Rep. Tim Huelskamp, who recently lost his primary, cited “a lack of transparency” as his reasoning for forcing roll call votes on uncontroversial legislation — effectively derailing Tuesday’s vote schedule.
Huelskamp said his threat to sidestep leadership by forcing a vote on the impeachment of IRS Commissioner John Koskinen despite the House Freedom Caucus striking a deal to wait until after the election had nothing to do with his decision. By rejecting voice votes on what are normally noncontroversial bills, it adds hours to the process, which forced leadership to delay a significant number of the 35 votes placed on the schedule Friday until later in the week.
Fellow House Freedom Caucus member Rep. John Fleming told reporters he believes the move was likely due to a number of bills the congressman considered too controversial.
“My understanding is, I’m hearing complaints a number of those bills are substantive and not necessarily noncontroversial and there are a number of members who are upset, because I think a lot of the time people just knee jerk and vote yes on suspension bills,” he said.
The Kansas Republican said he hasn’t spoken to any members who think voting on suspension bills is good for transparency.

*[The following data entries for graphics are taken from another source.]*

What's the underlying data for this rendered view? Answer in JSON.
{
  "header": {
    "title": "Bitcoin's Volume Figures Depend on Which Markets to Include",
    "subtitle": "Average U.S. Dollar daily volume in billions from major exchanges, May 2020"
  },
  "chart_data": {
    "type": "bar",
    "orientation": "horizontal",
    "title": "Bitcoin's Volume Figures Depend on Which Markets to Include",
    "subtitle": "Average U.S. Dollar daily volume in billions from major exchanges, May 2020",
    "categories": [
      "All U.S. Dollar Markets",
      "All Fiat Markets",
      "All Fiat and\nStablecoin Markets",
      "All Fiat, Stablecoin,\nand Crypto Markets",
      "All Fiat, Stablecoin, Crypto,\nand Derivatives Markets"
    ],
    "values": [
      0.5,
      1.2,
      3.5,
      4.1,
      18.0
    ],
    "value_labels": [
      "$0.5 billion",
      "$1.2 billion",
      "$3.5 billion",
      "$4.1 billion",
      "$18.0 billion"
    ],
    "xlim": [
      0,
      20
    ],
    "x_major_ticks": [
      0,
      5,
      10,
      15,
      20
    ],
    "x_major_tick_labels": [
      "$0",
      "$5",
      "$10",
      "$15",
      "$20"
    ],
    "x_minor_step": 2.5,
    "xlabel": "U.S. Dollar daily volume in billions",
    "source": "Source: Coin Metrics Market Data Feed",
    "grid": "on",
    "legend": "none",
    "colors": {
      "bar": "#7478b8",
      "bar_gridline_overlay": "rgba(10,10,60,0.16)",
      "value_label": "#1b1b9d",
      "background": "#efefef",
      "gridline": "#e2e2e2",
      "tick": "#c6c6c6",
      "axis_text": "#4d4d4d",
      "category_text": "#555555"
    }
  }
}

“This has been going on, this happens to be, we think, the biggest day in four years, I’m not sure what the numbers are, certainly the biggest day in the last two years to throw things on the suspension calendar. How did they get on there? Who knows, it’s not a transparent open process, it’s 7:09 p.m. on Friday, the majority leader’s office sent out an email. I asked some of the Democrats, ‘How’d your bill get on the calendar?’ ‘I don’t know,’ Why would people be opposed to having votes on it?”
Huelskamp argued a number of the bills shouldn’t have been considered under the suspension of the rules, alleging leadership added the bills Friday evening with the intention of increasing the odds of members overlooking what would be voted on.

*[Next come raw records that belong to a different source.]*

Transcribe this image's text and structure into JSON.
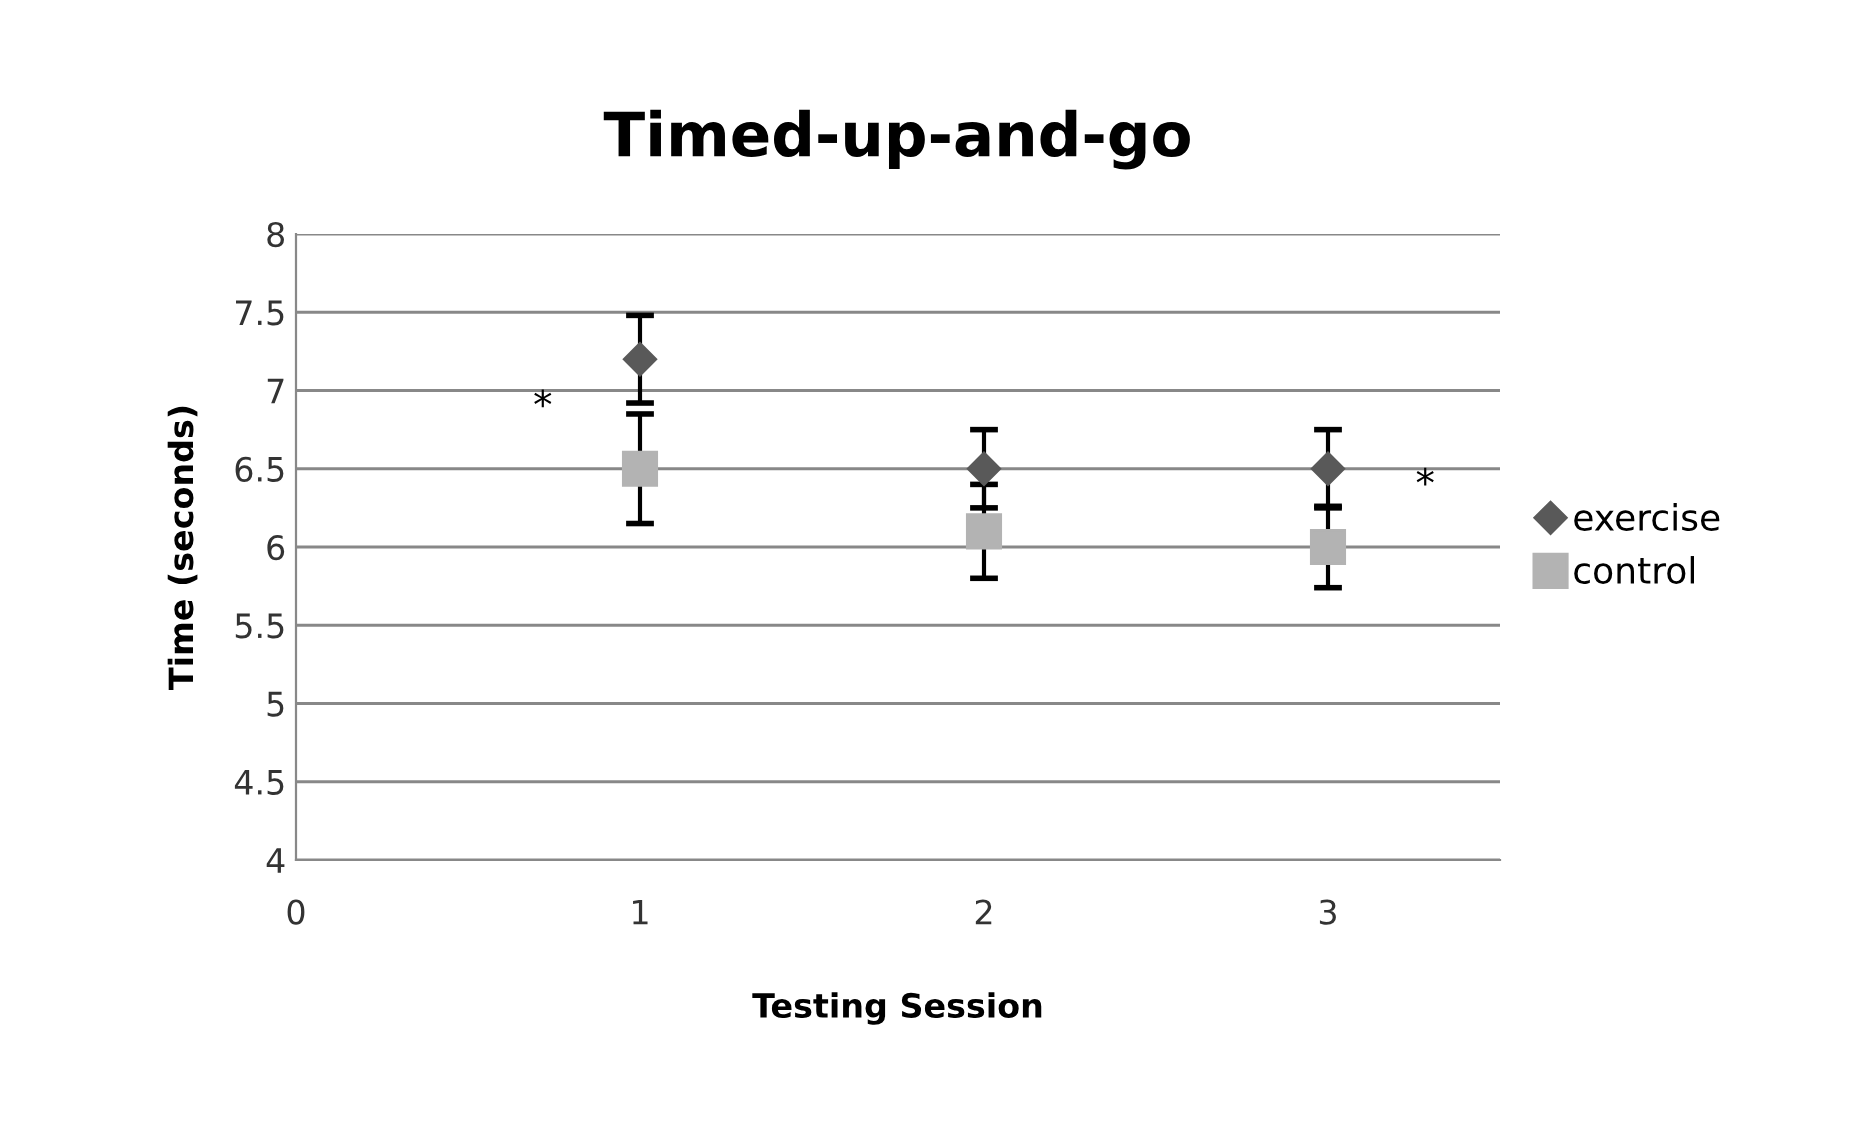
{
  "chart_data": {
    "type": "scatter",
    "title": "Timed-up-and-go",
    "xlabel": "Testing Session",
    "ylabel": "Time (seconds)",
    "xlim": [
      0,
      3.5
    ],
    "xticks": [
      0,
      1,
      2,
      3
    ],
    "ylim": [
      4,
      8
    ],
    "yticks": [
      4,
      4.5,
      5,
      5.5,
      6,
      6.5,
      7,
      7.5,
      8
    ],
    "grid": "y",
    "legend": "right",
    "series": [
      {
        "name": "exercise",
        "color": "#595959",
        "marker": "diamond",
        "x": [
          1,
          2,
          3
        ],
        "values": [
          7.2,
          6.5,
          6.5
        ],
        "errors": [
          0.28,
          0.25,
          0.25
        ]
      },
      {
        "name": "control",
        "color": "#b3b3b3",
        "marker": "square",
        "x": [
          1,
          2,
          3
        ],
        "values": [
          6.5,
          6.1,
          6.0
        ],
        "errors": [
          0.35,
          0.3,
          0.26
        ]
      }
    ],
    "annotations": [
      {
        "text": "*",
        "x": 1,
        "y": 6.5
      },
      {
        "text": "*",
        "x": 3,
        "y": 6.0
      }
    ]
  }
}
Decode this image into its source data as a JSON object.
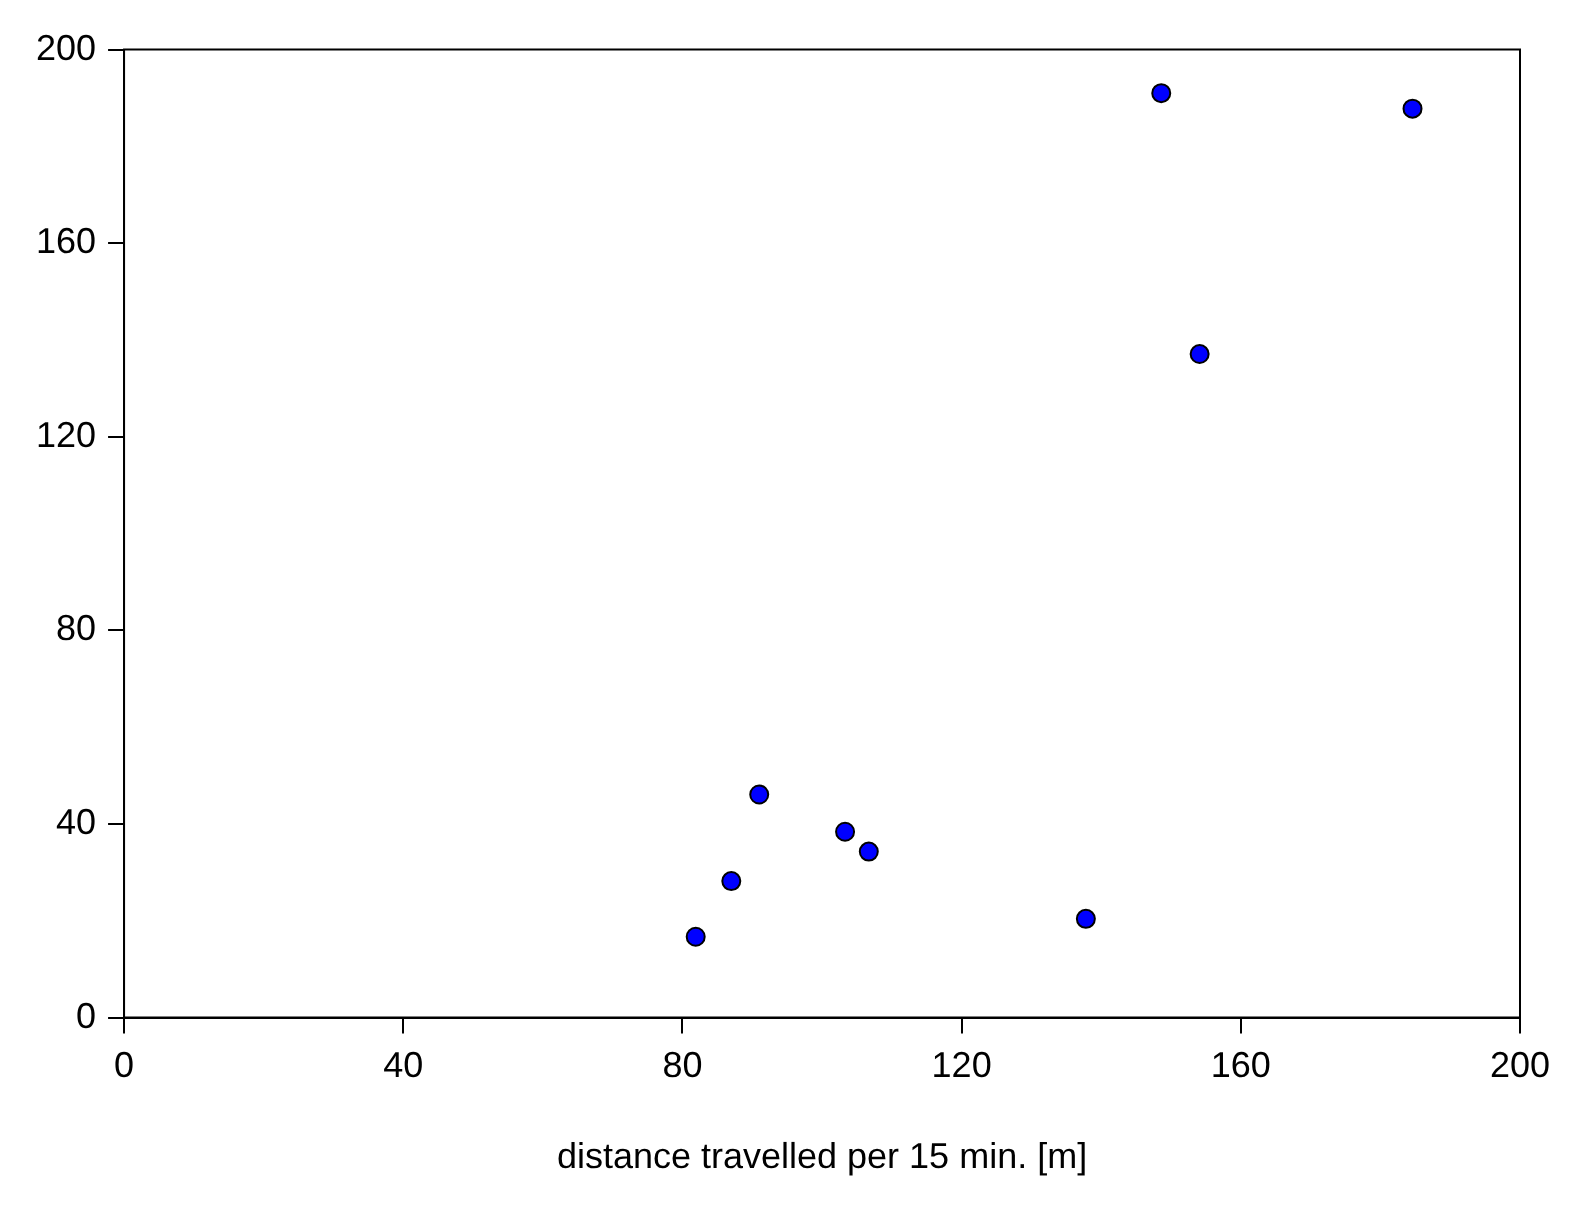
{
  "chart_data": {
    "type": "scatter",
    "xlabel": "distance travelled per 15 min. [m]",
    "x": [
      81.9,
      87.0,
      91.0,
      103.3,
      106.7,
      137.8,
      148.6,
      154.1,
      184.6
    ],
    "values": [
      16.7,
      28.2,
      46.1,
      38.4,
      34.3,
      20.4,
      191.0,
      137.1,
      187.8
    ],
    "color": "#0000ff",
    "marker": "circle",
    "xlim": [
      0,
      200
    ],
    "xticks": [
      0,
      40,
      80,
      120,
      160,
      200
    ],
    "ylim": [
      0,
      200
    ],
    "yticks": [
      0,
      40,
      80,
      120,
      160,
      200
    ],
    "grid": false,
    "legend": false
  }
}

“Throwing 49 suspensions on the calendar, hoping people won’t look at it, hoping the American people — they all deserve to see how they vote on it,” Huelskamp said. “Two years ago they did 30 in one week, this time last year, but that’s a question I would ask Kevin McCarthy’s office and the speaker’s office. How did they get on this calendar? Why are they on there?”
While Huelskamp says he has complained to leadership in the past, he didn’t discuss his plan to require roll call votes on the majority of the scheduled suspension bills — catching a number of his colleagues on both sides of the aisle off guard.
“I have not heard what his rational is, I don’t know,” House Majority Leader Kevin McCarthy told The Daily Caller News Foundation. “We’ll just vote the votes.”
“I’m not sure why he’s doing it,” Democratic Rep. Rick Nolan told reporters, noting congressional procedure used to require every bill to come up on an open rule, leading to members spending hours on votes.
With another 14 suspension bills scheduled to be voted Wednesday, Huelskamp, who has faulted leadership’s lack of effort to help him retain his seat as part of the reason he lost his primary, said he’s considering continuing his demand for roll call votes.